The footprint of Trumpism in American Christianity, particularly among those we clumsily and vaguely characterize as “Evangelical,” is large and persistent. It is powered in part by genuine political disagreement, in part by cultural anxiety, and in part by a large and rapacious commercial apparatus that converts Americans’ fears into fortunes 30 pieces of silver at a time. (This makes more sense if you think of cable news, political radio, and social media as in effect one complex and recursive system of self-moronization.) And it grows in its opportunistic way because American Christians still, after all these years, have not quite figured out how to engage with politics without either drifting into some unholy compound of state-idolatry and theocracy or degrading the church to the position of just another special-interest group among many, a half-assed Chamber of Commerce for the faithful — God’s little lobbyists. Because they have been convinced that we live in especially critical times and that the other side is irredeemably evil and on the verge — always and forever on the verge — of achieving irresistible power, they are all too eager to subordinate eternal concerns to short-term political mandates, proclaiming themselves practical and hard-headed men of worldly experience.
This is a particularly acute institutional problem for Evangelicals, because they do not have the Catholic Church’s history of wielding real political power, and — perhaps more importantly — because they do not have its hierarchy. The Catholic Church discovered many centuries ago that if an organization is going to cultivate princely power, then it had better have some princes. The pope can meet any head of state — including heads of officially atheist states — as a peer, and in most cases something more than that. Lesser princes of the church have sufficient status and prestige (purely secular qualities but necessary ones) and, in some cases, enough plain political clout to meet any legislator and most heads of state eye-to-eye. But without a hierarchy of that sort, American Evangelical leaders most often come to wide influence only as political pundits or operatives (Mike Huckabee, Ralph Reed), or as a familiar species of self-help guru (Joel Osteen, T. D. Jakes). A very few, such as Tim Keller, achieve some intellectual influence as clergymen, but that is a bit of a high-wire act: Almost invariably, they end up politically neutered by a too-scrupulous bipartisanship or else are spiritually evacuated by factionalism and the unclean hurly-burly of democratic action in the real world.Kevin D. Williamson, National Review, “God’s Little Lobbyists“
Williamson’s critique of evangelicalism is interesting, but wrong. Yes, Catholics have had political power, and yes, Catholics have a hierarchy. More importantly, the Catholic Church is an institution and a corresponding tradition. It has the advantage of a priestly class that can focus its efforts on intellectual work. Catholicism has resources devoted to intellectual life. Evangelicalism, overwhelmingly, does not.
Stanley Hauerwas once relayed a quote by James William McClendon concerning the intellectual tradition of baptists that has hung with me through the years. McClendon authored a three volume systematic theology. Systematic theologies have rarely been produced by baptists. Asked why this was the case, McClendon noted that baptists, throughout their history, have been a mostly poor, marginalized, and persecuted minority among Christian movements. To produce something as complex as a systematic theology, one must have the leisure, resources, and time to dedicate one’s research and writing toward that end. Baptists, mostly, have not been afforded such a luxury.

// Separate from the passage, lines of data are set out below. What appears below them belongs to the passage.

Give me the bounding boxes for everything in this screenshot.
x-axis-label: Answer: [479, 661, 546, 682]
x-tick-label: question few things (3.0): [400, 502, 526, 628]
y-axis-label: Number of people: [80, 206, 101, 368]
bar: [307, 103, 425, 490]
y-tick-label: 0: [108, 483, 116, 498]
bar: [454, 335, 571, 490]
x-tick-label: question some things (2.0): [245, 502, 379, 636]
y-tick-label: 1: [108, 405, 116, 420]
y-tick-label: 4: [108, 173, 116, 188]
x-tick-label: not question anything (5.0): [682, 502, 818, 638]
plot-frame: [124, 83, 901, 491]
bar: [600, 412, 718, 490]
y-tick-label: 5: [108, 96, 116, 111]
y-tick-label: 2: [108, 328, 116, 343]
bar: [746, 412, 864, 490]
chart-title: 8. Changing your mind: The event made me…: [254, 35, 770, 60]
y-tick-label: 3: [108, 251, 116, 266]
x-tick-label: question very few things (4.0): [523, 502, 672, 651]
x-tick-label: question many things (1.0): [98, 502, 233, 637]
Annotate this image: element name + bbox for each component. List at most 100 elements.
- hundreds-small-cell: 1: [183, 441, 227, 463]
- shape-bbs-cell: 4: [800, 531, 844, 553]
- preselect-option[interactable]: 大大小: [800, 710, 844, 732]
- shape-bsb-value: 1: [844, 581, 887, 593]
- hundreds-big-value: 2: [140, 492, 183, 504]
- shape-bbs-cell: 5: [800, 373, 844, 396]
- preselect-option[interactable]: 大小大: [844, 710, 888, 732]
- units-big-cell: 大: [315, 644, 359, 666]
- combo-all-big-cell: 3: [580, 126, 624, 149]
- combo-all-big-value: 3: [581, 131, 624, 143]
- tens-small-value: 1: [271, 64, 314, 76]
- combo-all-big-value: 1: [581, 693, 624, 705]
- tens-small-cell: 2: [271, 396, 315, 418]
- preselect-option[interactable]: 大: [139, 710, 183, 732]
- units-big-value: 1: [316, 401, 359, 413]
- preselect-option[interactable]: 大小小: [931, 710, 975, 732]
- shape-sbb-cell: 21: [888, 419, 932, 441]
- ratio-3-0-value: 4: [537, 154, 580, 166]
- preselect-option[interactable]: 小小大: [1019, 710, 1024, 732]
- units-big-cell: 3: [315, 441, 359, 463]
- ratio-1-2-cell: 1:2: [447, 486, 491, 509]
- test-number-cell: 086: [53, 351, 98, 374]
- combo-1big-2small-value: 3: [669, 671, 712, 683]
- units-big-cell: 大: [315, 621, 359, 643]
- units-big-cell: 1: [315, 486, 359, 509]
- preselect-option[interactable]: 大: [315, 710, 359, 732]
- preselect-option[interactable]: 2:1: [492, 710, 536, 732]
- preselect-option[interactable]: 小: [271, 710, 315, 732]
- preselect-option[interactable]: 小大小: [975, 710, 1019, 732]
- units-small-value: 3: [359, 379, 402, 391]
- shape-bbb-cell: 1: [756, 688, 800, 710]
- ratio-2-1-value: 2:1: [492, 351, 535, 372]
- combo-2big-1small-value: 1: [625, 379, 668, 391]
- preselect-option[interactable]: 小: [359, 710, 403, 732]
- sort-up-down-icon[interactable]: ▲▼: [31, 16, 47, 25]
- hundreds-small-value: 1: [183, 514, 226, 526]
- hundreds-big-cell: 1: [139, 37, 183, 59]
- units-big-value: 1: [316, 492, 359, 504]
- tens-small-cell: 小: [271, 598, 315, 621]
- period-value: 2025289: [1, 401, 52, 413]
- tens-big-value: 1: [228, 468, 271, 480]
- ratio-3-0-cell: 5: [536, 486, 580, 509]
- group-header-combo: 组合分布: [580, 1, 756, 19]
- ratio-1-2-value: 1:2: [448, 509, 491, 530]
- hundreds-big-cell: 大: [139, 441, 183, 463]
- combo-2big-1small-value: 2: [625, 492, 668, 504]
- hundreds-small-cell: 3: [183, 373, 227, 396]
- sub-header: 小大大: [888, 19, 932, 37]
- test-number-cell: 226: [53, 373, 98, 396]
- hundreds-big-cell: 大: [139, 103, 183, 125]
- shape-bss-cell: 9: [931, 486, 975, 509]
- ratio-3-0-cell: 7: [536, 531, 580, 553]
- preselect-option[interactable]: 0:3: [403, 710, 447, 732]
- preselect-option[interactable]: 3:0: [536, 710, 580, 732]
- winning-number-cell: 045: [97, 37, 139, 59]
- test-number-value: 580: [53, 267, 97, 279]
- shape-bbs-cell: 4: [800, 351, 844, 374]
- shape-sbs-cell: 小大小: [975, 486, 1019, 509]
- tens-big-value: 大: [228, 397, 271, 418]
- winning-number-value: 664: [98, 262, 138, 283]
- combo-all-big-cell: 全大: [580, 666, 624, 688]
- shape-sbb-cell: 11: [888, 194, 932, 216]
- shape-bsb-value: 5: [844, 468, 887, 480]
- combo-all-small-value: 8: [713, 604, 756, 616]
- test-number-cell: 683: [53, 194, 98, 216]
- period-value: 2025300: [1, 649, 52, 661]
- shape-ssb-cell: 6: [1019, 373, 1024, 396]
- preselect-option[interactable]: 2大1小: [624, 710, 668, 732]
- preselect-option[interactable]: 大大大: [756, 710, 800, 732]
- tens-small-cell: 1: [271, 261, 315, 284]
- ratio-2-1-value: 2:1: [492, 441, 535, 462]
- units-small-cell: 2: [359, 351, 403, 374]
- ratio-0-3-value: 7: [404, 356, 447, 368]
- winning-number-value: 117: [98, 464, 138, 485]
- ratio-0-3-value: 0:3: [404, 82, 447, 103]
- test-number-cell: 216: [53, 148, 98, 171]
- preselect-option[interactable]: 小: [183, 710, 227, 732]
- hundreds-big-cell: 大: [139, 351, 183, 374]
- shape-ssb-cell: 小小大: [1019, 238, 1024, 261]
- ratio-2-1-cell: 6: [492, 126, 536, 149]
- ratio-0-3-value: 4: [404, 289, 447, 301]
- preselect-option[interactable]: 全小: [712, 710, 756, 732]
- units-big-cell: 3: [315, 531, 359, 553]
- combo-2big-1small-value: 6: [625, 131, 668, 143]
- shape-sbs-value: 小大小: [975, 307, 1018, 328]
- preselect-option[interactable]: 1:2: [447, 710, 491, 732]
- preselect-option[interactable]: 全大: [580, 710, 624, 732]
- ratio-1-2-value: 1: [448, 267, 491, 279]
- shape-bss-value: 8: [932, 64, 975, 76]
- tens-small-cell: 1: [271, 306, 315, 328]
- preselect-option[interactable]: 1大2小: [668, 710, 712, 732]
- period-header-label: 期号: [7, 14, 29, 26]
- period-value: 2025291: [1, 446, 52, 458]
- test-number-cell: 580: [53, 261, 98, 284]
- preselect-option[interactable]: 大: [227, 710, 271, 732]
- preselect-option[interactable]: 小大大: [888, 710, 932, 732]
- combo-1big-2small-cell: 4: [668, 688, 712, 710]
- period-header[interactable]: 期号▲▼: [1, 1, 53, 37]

That said, I have often remarked to friends that one of the most underdeveloped areas of theological reflection among American Christians is with regard to political theology. I have also lamented the fact that we have not done a better job of calling out the called among us with intellectual gifts and encouraged those individuals–both male and female–to use those gifts for the edification of the church. There are many reasons for this–complacency, anti-intellectualism, and even idolatry.
The church does have opportunities, even today, to further develop its intellectual capacities. The first setting is the sermon. Ministers do often preach them every weekend, and it is within the sermon that not only the Scriptures can be exposited and the gospel announced, but some serious thinking can be offered about the times we live in and the challenges we face today. Pastors, to preach these kinds of sermons, must read and study, and have the support of a congregation who will encourage them to do so–and to share with them the other burdens and responsibilities of the ministry, in order to meet the needs of the congregation as a whole.
As Williamson phrased things, I do not think the goal of the clergy should be intellectual influence per se, but rather to reflect the mind of Christ to the world, to articulate the truths of Christianity with clarity, to be “scribes of the kingdom” bringing forth treasures old and new, and to offer reasons for the faith Christians profess, knowing that disagreement and opposition will come. If minds are changed and influence results, praise be to God, for these changes will, in the end, be a display of the gift of grace.